That Cibber can serve both for fool and for poet.’

Let us take Swift against Pope:

‘Sir, I admit your general rule,

That every poet is a fool.’

No doubt Colley Cibber, who at seventy years of age aped the airs of a man of fashion, made himself as ridiculous on the walks at Hampstead as he subsequently did on the Pantiles at Tunbridge Wells, where Richardson describes him making love to the handsome Miss Chudleigh (the pseudo Duchess of Kingston[261]), and growing green with jealousy when she bestowed a smile on anyone but himself. His appointment to the Laureateship, and the Birthday and other odes in which he exhibited his poetical fitness for the honour of the wreath, occasioned Lady Betty Germain to remark, in one of her clever letters to Dean Swift, that if it was the Queen, and not the Duke of Grafton,[262] that picked out such a Laureate, she deserved his poetry in her praise.

In May we find Mrs. Donnellan,[263] sister to the Bishop of Killala, and a friend of Swift’s and Mrs. Delany’s,[264] writing to the latter that she is waiting in Dublin to cross to England ‘when the wind served.’ This lady, who appears to have frequently renewed her visits to Hampstead, was received in the best society, and especially sought that of distinguished literary people. She was the Philomela of the Widow Pendarves’ correspondence with her sister—an affectation that suggests that, like so many of her charming country-women, she had the gift of a melodious voice added to that exquisite Gaelic endowment of taste and feeling in the use of it. Richardson, who after the appearance of ‘Pamela’ had become famous, and was fêted and run after, especially by women who affected literature, was a friend of hers. She appears to have preferred Hampstead, not only for the sake of the Wells, but from her innate love for the natural beauty of the place.
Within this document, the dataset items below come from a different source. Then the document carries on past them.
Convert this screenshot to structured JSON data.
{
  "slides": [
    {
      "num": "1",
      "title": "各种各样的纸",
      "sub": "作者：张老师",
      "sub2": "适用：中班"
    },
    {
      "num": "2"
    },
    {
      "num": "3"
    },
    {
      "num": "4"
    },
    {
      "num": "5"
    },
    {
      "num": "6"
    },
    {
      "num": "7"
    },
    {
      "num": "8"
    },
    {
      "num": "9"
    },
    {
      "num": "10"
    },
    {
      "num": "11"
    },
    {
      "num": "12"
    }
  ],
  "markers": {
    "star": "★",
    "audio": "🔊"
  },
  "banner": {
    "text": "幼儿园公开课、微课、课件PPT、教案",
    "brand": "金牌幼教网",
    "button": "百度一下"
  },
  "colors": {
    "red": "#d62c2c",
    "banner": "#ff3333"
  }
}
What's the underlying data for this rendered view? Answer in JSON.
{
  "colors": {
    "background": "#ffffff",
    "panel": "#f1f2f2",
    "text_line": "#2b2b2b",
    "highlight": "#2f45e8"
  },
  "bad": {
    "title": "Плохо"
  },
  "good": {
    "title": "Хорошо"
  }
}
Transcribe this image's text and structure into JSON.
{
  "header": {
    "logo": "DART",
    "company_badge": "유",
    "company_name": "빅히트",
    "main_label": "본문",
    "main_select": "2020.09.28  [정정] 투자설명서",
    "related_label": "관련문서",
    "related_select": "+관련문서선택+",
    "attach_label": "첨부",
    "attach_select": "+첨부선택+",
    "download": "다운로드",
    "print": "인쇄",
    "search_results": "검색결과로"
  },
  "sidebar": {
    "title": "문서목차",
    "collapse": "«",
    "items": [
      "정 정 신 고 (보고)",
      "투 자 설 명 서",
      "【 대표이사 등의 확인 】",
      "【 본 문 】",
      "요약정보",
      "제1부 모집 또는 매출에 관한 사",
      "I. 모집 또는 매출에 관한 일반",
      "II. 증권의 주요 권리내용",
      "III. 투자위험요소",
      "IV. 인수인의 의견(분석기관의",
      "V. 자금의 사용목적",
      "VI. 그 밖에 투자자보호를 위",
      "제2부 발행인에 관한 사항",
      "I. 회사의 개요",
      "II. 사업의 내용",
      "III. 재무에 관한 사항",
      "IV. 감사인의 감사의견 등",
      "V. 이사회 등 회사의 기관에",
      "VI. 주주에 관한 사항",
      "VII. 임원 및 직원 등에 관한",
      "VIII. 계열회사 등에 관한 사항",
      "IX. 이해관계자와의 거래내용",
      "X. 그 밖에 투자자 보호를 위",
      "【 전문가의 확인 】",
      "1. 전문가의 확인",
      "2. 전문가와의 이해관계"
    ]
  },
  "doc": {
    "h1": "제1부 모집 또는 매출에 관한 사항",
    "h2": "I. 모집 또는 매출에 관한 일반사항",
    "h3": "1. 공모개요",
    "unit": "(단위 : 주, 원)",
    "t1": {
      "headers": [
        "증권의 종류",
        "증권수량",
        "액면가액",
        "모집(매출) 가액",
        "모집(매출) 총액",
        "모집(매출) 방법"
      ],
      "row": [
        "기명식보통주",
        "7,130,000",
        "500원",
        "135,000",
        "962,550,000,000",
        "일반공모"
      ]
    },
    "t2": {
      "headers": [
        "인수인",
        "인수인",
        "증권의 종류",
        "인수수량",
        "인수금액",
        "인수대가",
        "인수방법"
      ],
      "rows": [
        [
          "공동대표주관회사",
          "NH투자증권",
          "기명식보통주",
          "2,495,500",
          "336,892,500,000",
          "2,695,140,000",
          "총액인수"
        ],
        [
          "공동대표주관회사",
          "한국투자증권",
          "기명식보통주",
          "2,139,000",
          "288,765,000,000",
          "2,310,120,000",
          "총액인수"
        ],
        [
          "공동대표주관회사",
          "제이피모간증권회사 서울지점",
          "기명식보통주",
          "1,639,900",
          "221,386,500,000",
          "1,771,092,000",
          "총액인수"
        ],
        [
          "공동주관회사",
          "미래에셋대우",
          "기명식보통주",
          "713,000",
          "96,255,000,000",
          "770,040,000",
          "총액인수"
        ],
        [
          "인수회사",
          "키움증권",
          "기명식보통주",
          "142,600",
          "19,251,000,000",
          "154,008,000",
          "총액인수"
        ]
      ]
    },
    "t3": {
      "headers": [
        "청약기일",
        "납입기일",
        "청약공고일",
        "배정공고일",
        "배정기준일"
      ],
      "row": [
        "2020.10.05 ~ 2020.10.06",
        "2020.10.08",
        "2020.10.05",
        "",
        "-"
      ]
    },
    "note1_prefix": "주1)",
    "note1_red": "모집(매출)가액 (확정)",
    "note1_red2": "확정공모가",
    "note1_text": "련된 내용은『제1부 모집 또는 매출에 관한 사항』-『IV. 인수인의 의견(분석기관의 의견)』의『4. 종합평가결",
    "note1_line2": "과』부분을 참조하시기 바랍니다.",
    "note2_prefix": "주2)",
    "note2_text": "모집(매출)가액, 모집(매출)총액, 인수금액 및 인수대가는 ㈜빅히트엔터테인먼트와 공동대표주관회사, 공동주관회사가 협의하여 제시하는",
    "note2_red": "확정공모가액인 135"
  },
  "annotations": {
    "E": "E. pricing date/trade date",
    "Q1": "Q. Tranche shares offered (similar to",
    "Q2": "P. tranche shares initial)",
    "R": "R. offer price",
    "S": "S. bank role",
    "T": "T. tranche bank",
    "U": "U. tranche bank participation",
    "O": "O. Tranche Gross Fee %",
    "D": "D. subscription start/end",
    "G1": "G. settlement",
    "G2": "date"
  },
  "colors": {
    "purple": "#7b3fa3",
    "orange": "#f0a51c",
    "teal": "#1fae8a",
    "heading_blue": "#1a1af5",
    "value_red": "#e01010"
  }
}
In 1748, the year ‘Clarissa’ took the reading world by storm, Richardson succeeded in persuading her that the air of the north-west suburb was too sharp for her, and so lured her for a time to North End, Fulham. But though getting into years, the lady appears to have had a will of her own, and in the summer of this year returned to her favourite place of abode and the shelter of Pond Street.

Richardson, writing to Mrs. Delany, informs her of her friend’s removal, and adds: ‘I did myself the honour to dine with her there (Pond Street) yesterday. The weather was not propitious ... she complained.... I chid her for her removal. But upon my word, madam, I do think it is not so very much amiss sometimes that control ... but no more on this subject.... I will only add that she rejoices in her prospects variegated with hill and dale. They are certainly very fine.’ To this epistle, the style of which is very like that of his epistolary novels, Mrs. Delany, whose ‘deportment was all elegance, and speech all sweetness,’ as Burke expressed it, a born courtier at heart, replies that she has written to Mrs. Donnellan, ‘condemning her, though she was loath, for going to that ugly Hampstead, which she had never loved since Clarissa had such persecutions there.’

Nevertheless, Mrs. Donnellan continued to enjoy the air of Hampstead from time to time for ten years longer. Mrs. Barbauld, in her ‘Life of Richardson,’ tells us that a friend of hers at Hampstead could remember her ‘a venerable old lady with very sharp, black eyes.’